We love Ana de Armas and Ben Affleck. They’re terrific actors. And they elevate every project they’re in. No matter how repetitive and pointless it might be. And those are the two adjectives that come to mind when I think about Deep Water.
It’s not an absolute trainwreck. Nor is it offensive in any way shape or form. But it is the type of forgettable movie where the intrigue wears off midway through, and quickly gets replaced by apathy.
Loyally adapted from the novel by Talented Mr. Ripley author Patricia Highsmith, the film plays like the type of villain protagonist story we’d expect from Highsmith. Vic and Melinda are a married couple with an adorable little girl. Their relationship is strained. Melinda flirtatiously “makes friends” with age-appropriate men, while her older odd husband spends his time monosyllabically tending to his collection of snails (you read that right). Tragedies start to befall Melinda’s “friends” one after the other. Is someone murdering these people? What’s lurking beneath the facade of this really, really, really ridiculously good looking couple’s marriage? Etc.
If you’re coming into this movie expecting Gone Girl, you shouldn’t. It’s not nearly as intriguing or twisty. And the stuff that is captivating gets stale as the movie progresses. The issue with the movie is there’s a sense of predictability that wears out thanks to the film’s formula of “snails, new lover, mysterious death, questions, repeat.” It ends up getting quite a bit tedious as a result.
As are the characters. Both Melinda and Vic have a tendency to relish in the hurt they do to themselves and others. It feels a bit sadistic, and makes it difficult to determine if there’s anyone worth rooting for in this story. But rather than taking that morality conundrum and playing it out as something interesting, like Fincher did with Gone Girl, it essentially just decides it’s fine the way it is, repeats, and ends.
And that’s just it. In the age of Gone Girl, you have the opportunity to explore twisted ideas of concepts like our media obsessed culture, relationship dynamics, and how the country prioritizes crimes, murders, and disappearances of White individuals over anyone else. But instead, Deep Water hollowly puts out the premise that rich White men can get away with anything, without really exploring it or satirizing it. Thus, it ends up being devoid of wit and ambition or initiative.

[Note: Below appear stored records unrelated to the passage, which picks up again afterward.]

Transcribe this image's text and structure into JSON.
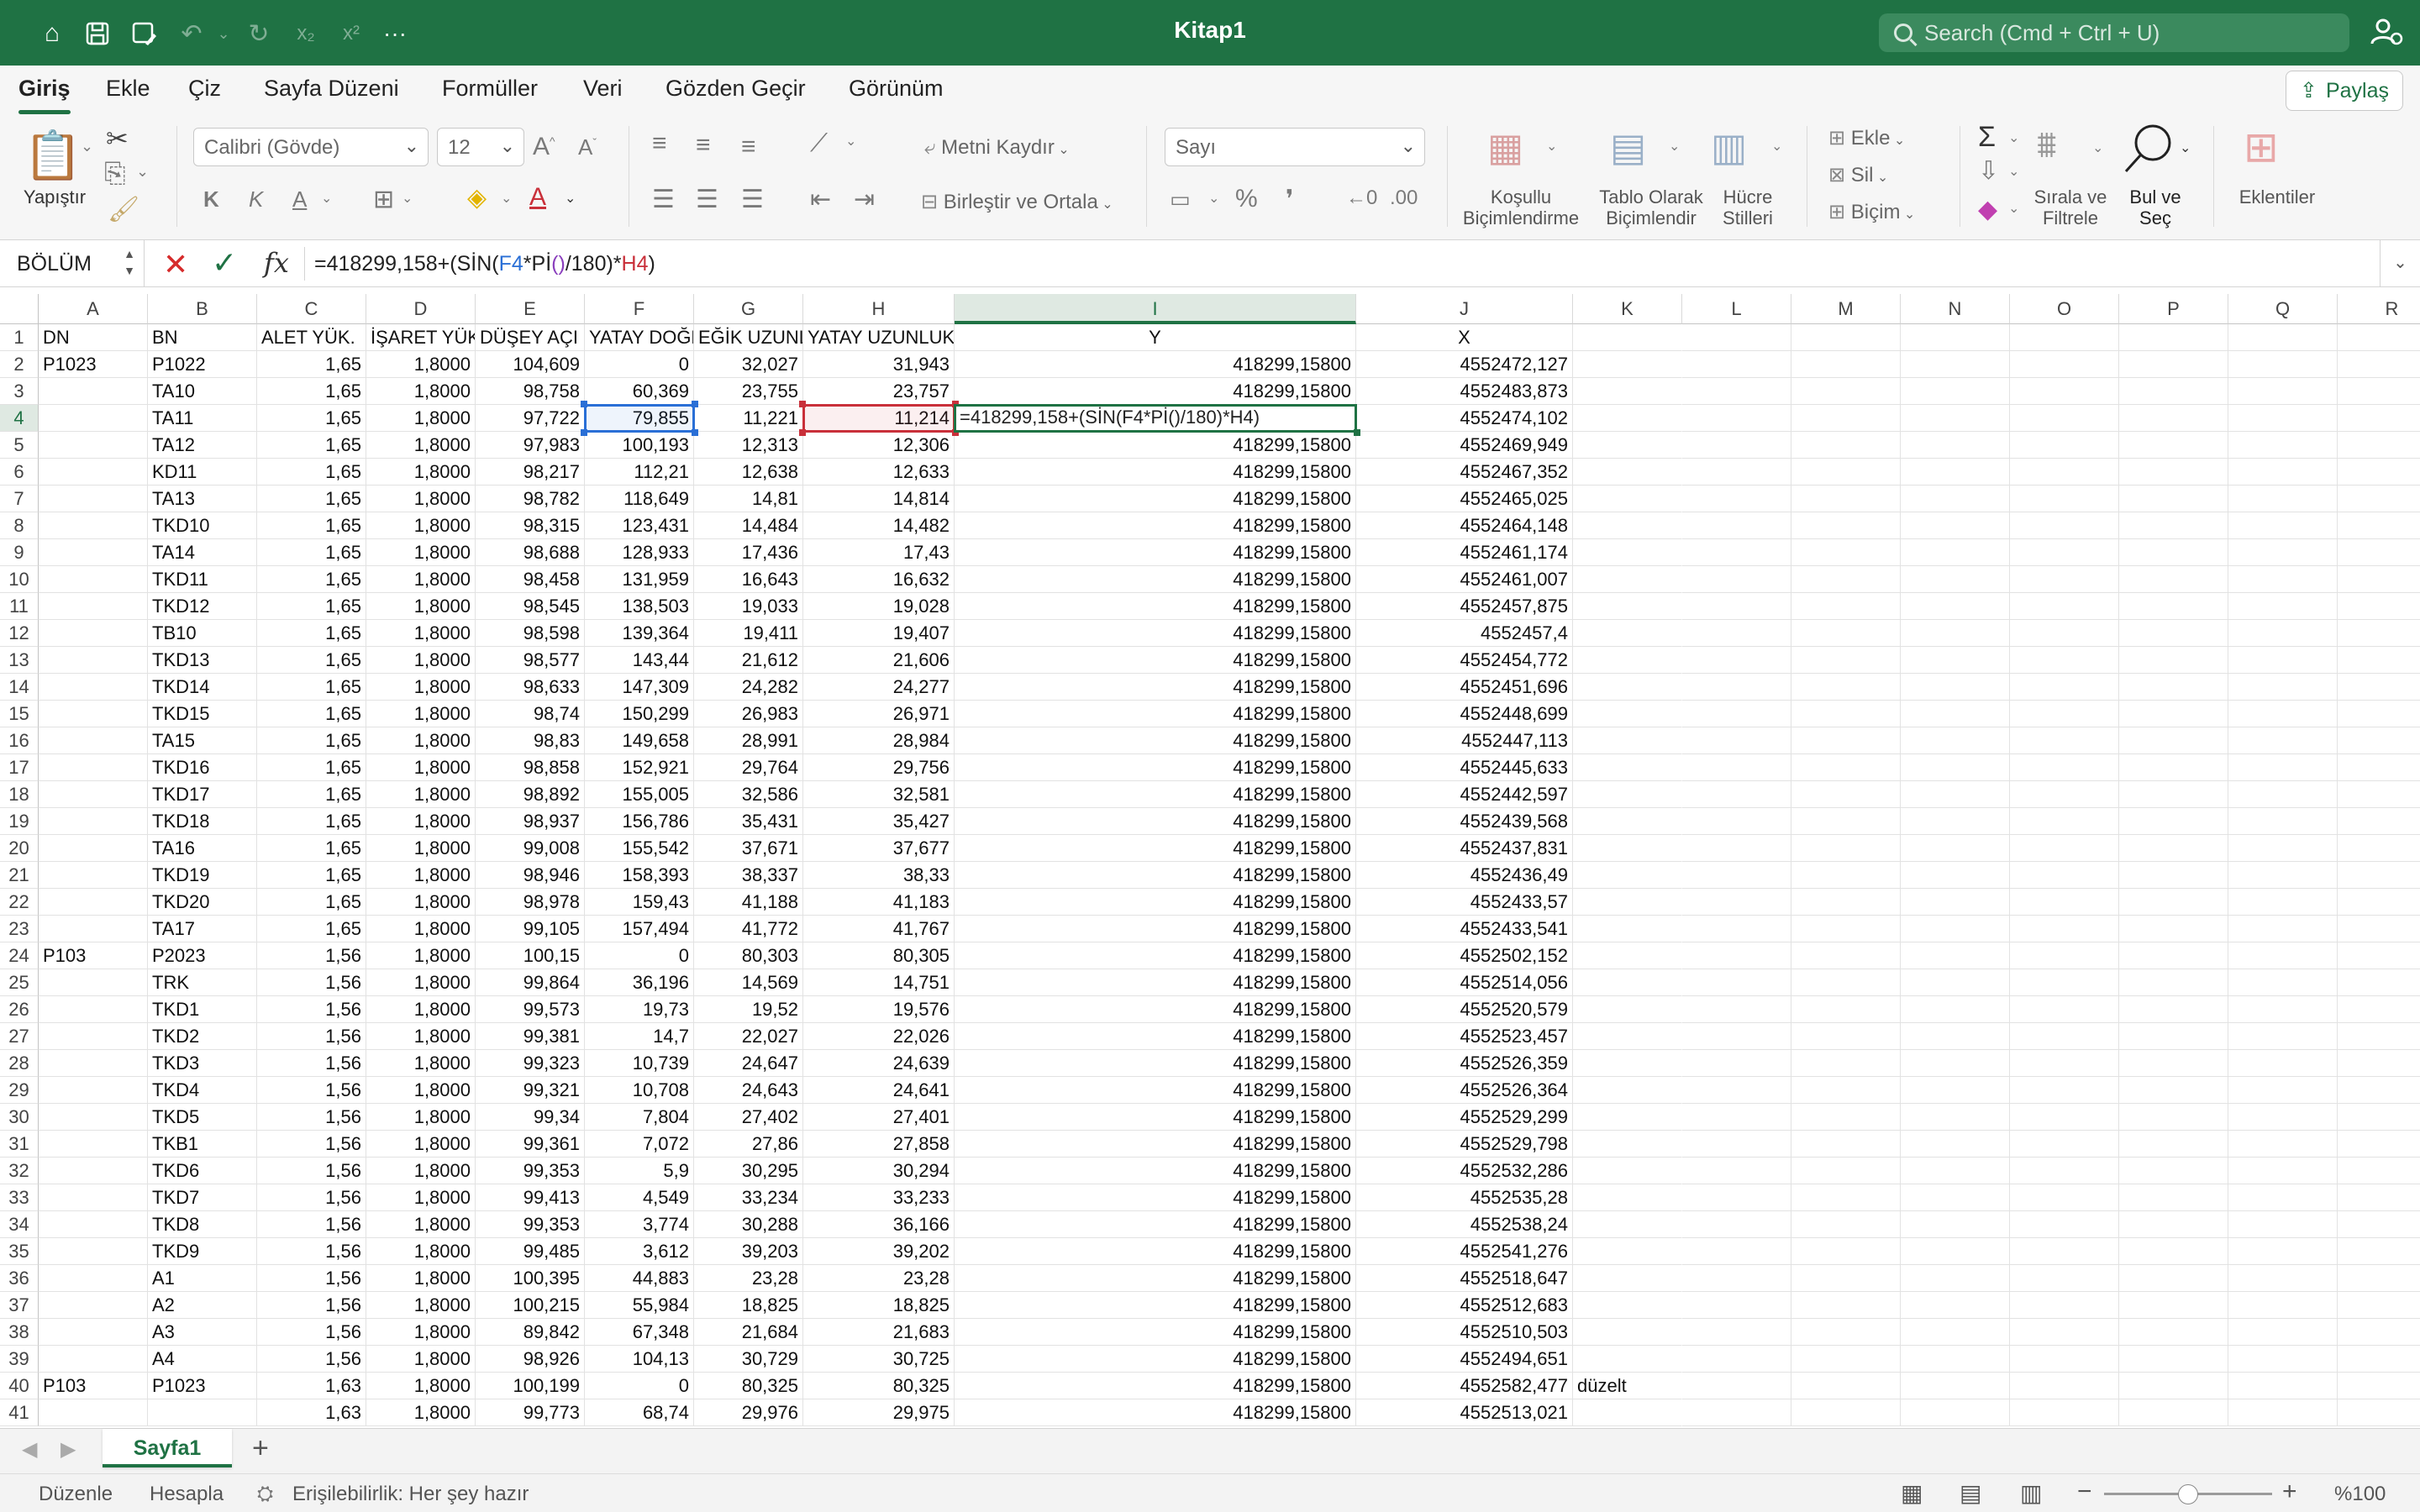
{
  "titlebar": {
    "title": "Kitap1",
    "search_placeholder": "Search (Cmd + Ctrl + U)",
    "subscript_label": "x₂",
    "superscript_label": "x²",
    "more_label": "···"
  },
  "tabs": [
    "Giriş",
    "Ekle",
    "Çiz",
    "Sayfa Düzeni",
    "Formüller",
    "Veri",
    "Gözden Geçir",
    "Görünüm"
  ],
  "share_label": "Paylaş",
  "ribbon": {
    "paste_label": "Yapıştır",
    "font_name": "Calibri (Gövde)",
    "font_size": "12",
    "bold": "K",
    "italic": "K",
    "underline": "A",
    "wrap_text": "Metni Kaydır",
    "merge_center": "Birleştir ve Ortala",
    "number_format": "Sayı",
    "percent": "%",
    "conditional_format": [
      "Koşullu",
      "Biçimlendirme"
    ],
    "format_table": [
      "Tablo Olarak",
      "Biçimlendir"
    ],
    "cell_styles": [
      "Hücre",
      "Stilleri"
    ],
    "insert": "Ekle",
    "delete": "Sil",
    "format": "Biçim",
    "sort_filter": [
      "Sırala ve",
      "Filtrele"
    ],
    "find_select": [
      "Bul ve",
      "Seç"
    ],
    "addins": "Eklentiler"
  },
  "formula_bar": {
    "name_box": "BÖLÜM",
    "formula_parts": [
      {
        "t": "=418299,158+(SİN(",
        "c": ""
      },
      {
        "t": "F4",
        "c": "b"
      },
      {
        "t": "*Pİ",
        "c": ""
      },
      {
        "t": "()",
        "c": "p"
      },
      {
        "t": "/180)*",
        "c": ""
      },
      {
        "t": "H4",
        "c": "r"
      },
      {
        "t": ")",
        "c": ""
      }
    ]
  },
  "columns": [
    "A",
    "B",
    "C",
    "D",
    "E",
    "F",
    "G",
    "H",
    "I",
    "J",
    "K",
    "L",
    "M",
    "N",
    "O",
    "P",
    "Q",
    "R"
  ],
  "header_row": [
    "DN",
    "BN",
    "ALET YÜK.",
    "İŞARET YÜK.",
    "DÜŞEY AÇI",
    "YATAY DOĞR",
    "EĞİK UZUNL",
    "YATAY UZUNLUK",
    "Y",
    "X"
  ],
  "rows": [
    [
      "P1023",
      "P1022",
      "1,65",
      "1,8000",
      "104,609",
      "0",
      "32,027",
      "31,943",
      "418299,15800",
      "4552472,127"
    ],
    [
      "",
      "TA10",
      "1,65",
      "1,8000",
      "98,758",
      "60,369",
      "23,755",
      "23,757",
      "418299,15800",
      "4552483,873"
    ],
    [
      "",
      "TA11",
      "1,65",
      "1,8000",
      "97,722",
      "79,855",
      "11,221",
      "11,214",
      "=418299,158+(SİN(F4*Pİ()/180)*H4)",
      "4552474,102"
    ],
    [
      "",
      "TA12",
      "1,65",
      "1,8000",
      "97,983",
      "100,193",
      "12,313",
      "12,306",
      "418299,15800",
      "4552469,949"
    ],
    [
      "",
      "KD11",
      "1,65",
      "1,8000",
      "98,217",
      "112,21",
      "12,638",
      "12,633",
      "418299,15800",
      "4552467,352"
    ],
    [
      "",
      "TA13",
      "1,65",
      "1,8000",
      "98,782",
      "118,649",
      "14,81",
      "14,814",
      "418299,15800",
      "4552465,025"
    ],
    [
      "",
      "TKD10",
      "1,65",
      "1,8000",
      "98,315",
      "123,431",
      "14,484",
      "14,482",
      "418299,15800",
      "4552464,148"
    ],
    [
      "",
      "TA14",
      "1,65",
      "1,8000",
      "98,688",
      "128,933",
      "17,436",
      "17,43",
      "418299,15800",
      "4552461,174"
    ],
    [
      "",
      "TKD11",
      "1,65",
      "1,8000",
      "98,458",
      "131,959",
      "16,643",
      "16,632",
      "418299,15800",
      "4552461,007"
    ],
    [
      "",
      "TKD12",
      "1,65",
      "1,8000",
      "98,545",
      "138,503",
      "19,033",
      "19,028",
      "418299,15800",
      "4552457,875"
    ],
    [
      "",
      "TB10",
      "1,65",
      "1,8000",
      "98,598",
      "139,364",
      "19,411",
      "19,407",
      "418299,15800",
      "4552457,4"
    ],
    [
      "",
      "TKD13",
      "1,65",
      "1,8000",
      "98,577",
      "143,44",
      "21,612",
      "21,606",
      "418299,15800",
      "4552454,772"
    ],
    [
      "",
      "TKD14",
      "1,65",
      "1,8000",
      "98,633",
      "147,309",
      "24,282",
      "24,277",
      "418299,15800",
      "4552451,696"
    ],
    [
      "",
      "TKD15",
      "1,65",
      "1,8000",
      "98,74",
      "150,299",
      "26,983",
      "26,971",
      "418299,15800",
      "4552448,699"
    ],
    [
      "",
      "TA15",
      "1,65",
      "1,8000",
      "98,83",
      "149,658",
      "28,991",
      "28,984",
      "418299,15800",
      "4552447,113"
    ],
    [
      "",
      "TKD16",
      "1,65",
      "1,8000",
      "98,858",
      "152,921",
      "29,764",
      "29,756",
      "418299,15800",
      "4552445,633"
    ],
    [
      "",
      "TKD17",
      "1,65",
      "1,8000",
      "98,892",
      "155,005",
      "32,586",
      "32,581",
      "418299,15800",
      "4552442,597"
    ],
    [
      "",
      "TKD18",
      "1,65",
      "1,8000",
      "98,937",
      "156,786",
      "35,431",
      "35,427",
      "418299,15800",
      "4552439,568"
    ],
    [
      "",
      "TA16",
      "1,65",
      "1,8000",
      "99,008",
      "155,542",
      "37,671",
      "37,677",
      "418299,15800",
      "4552437,831"
    ],
    [
      "",
      "TKD19",
      "1,65",
      "1,8000",
      "98,946",
      "158,393",
      "38,337",
      "38,33",
      "418299,15800",
      "4552436,49"
    ],
    [
      "",
      "TKD20",
      "1,65",
      "1,8000",
      "98,978",
      "159,43",
      "41,188",
      "41,183",
      "418299,15800",
      "4552433,57"
    ],
    [
      "",
      "TA17",
      "1,65",
      "1,8000",
      "99,105",
      "157,494",
      "41,772",
      "41,767",
      "418299,15800",
      "4552433,541"
    ],
    [
      "P103",
      "P2023",
      "1,56",
      "1,8000",
      "100,15",
      "0",
      "80,303",
      "80,305",
      "418299,15800",
      "4552502,152"
    ],
    [
      "",
      "TRK",
      "1,56",
      "1,8000",
      "99,864",
      "36,196",
      "14,569",
      "14,751",
      "418299,15800",
      "4552514,056"
    ],
    [
      "",
      "TKD1",
      "1,56",
      "1,8000",
      "99,573",
      "19,73",
      "19,52",
      "19,576",
      "418299,15800",
      "4552520,579"
    ],
    [
      "",
      "TKD2",
      "1,56",
      "1,8000",
      "99,381",
      "14,7",
      "22,027",
      "22,026",
      "418299,15800",
      "4552523,457"
    ],
    [
      "",
      "TKD3",
      "1,56",
      "1,8000",
      "99,323",
      "10,739",
      "24,647",
      "24,639",
      "418299,15800",
      "4552526,359"
    ],
    [
      "",
      "TKD4",
      "1,56",
      "1,8000",
      "99,321",
      "10,708",
      "24,643",
      "24,641",
      "418299,15800",
      "4552526,364"
    ],
    [
      "",
      "TKD5",
      "1,56",
      "1,8000",
      "99,34",
      "7,804",
      "27,402",
      "27,401",
      "418299,15800",
      "4552529,299"
    ],
    [
      "",
      "TKB1",
      "1,56",
      "1,8000",
      "99,361",
      "7,072",
      "27,86",
      "27,858",
      "418299,15800",
      "4552529,798"
    ],
    [
      "",
      "TKD6",
      "1,56",
      "1,8000",
      "99,353",
      "5,9",
      "30,295",
      "30,294",
      "418299,15800",
      "4552532,286"
    ],
    [
      "",
      "TKD7",
      "1,56",
      "1,8000",
      "99,413",
      "4,549",
      "33,234",
      "33,233",
      "418299,15800",
      "4552535,28"
    ],
    [
      "",
      "TKD8",
      "1,56",
      "1,8000",
      "99,353",
      "3,774",
      "30,288",
      "36,166",
      "418299,15800",
      "4552538,24"
    ],
    [
      "",
      "TKD9",
      "1,56",
      "1,8000",
      "99,485",
      "3,612",
      "39,203",
      "39,202",
      "418299,15800",
      "4552541,276"
    ],
    [
      "",
      "A1",
      "1,56",
      "1,8000",
      "100,395",
      "44,883",
      "23,28",
      "23,28",
      "418299,15800",
      "4552518,647"
    ],
    [
      "",
      "A2",
      "1,56",
      "1,8000",
      "100,215",
      "55,984",
      "18,825",
      "18,825",
      "418299,15800",
      "4552512,683"
    ],
    [
      "",
      "A3",
      "1,56",
      "1,8000",
      "89,842",
      "67,348",
      "21,684",
      "21,683",
      "418299,15800",
      "4552510,503"
    ],
    [
      "",
      "A4",
      "1,56",
      "1,8000",
      "98,926",
      "104,13",
      "30,729",
      "30,725",
      "418299,15800",
      "4552494,651"
    ],
    [
      "P103",
      "P1023",
      "1,63",
      "1,8000",
      "100,199",
      "0",
      "80,325",
      "80,325",
      "418299,15800",
      "4552582,477",
      "düzelt"
    ],
    [
      "",
      "",
      "1,63",
      "1,8000",
      "99,773",
      "68,74",
      "29,976",
      "29,975",
      "418299,15800",
      "4552513,021"
    ]
  ],
  "sheet_tab": "Sayfa1",
  "status": {
    "mode": "Düzenle",
    "calc": "Hesapla",
    "accessibility": "Erişilebilirlik: Her şey hazır",
    "zoom": "%100",
    "zoom_level": 100
  },
  "colors": {
    "accent": "#1f7244",
    "ref_blue": "#2a6fd6",
    "ref_red": "#c9303a"
  }
}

That being said, Affleck and de Armas are exceptionally good in their respective parts, even if the material doesn’t service them. Affleck in particular shines, giving a haunting and scary performance brimming with quiet menace. Whether he’s spraying down snails, or intimidating Melinda’s “friends,” he does a lot with as much as a stare down. de Armas also brings a darkness to Melinda, with her seemingly expressing her pleasure at the idea of making Vic jealous, or potentially more. There’s an anti-chemistry between them that makes their broken dynamic infinitely more believable, even if their actions don’t entirely make sense much of the time. Additionally, adorable young breakout star Grace Jenkins, who plays the couple’s daughter, Trixie, steals every scene she’s in.
That being said, though the actors are doing everything they can to save the feature, we’re essentially looking at a pointless and monotonous Fincher-wannabe without brains or teeth. Though not without its charm, it wears out its welcome fast, and is not nearly as clever as it thinks it is. Predictable, derivative, and repetitive, Deep Water squanders its talented actors with material that frankly leaves them and the entire film, up the creek without a paddle.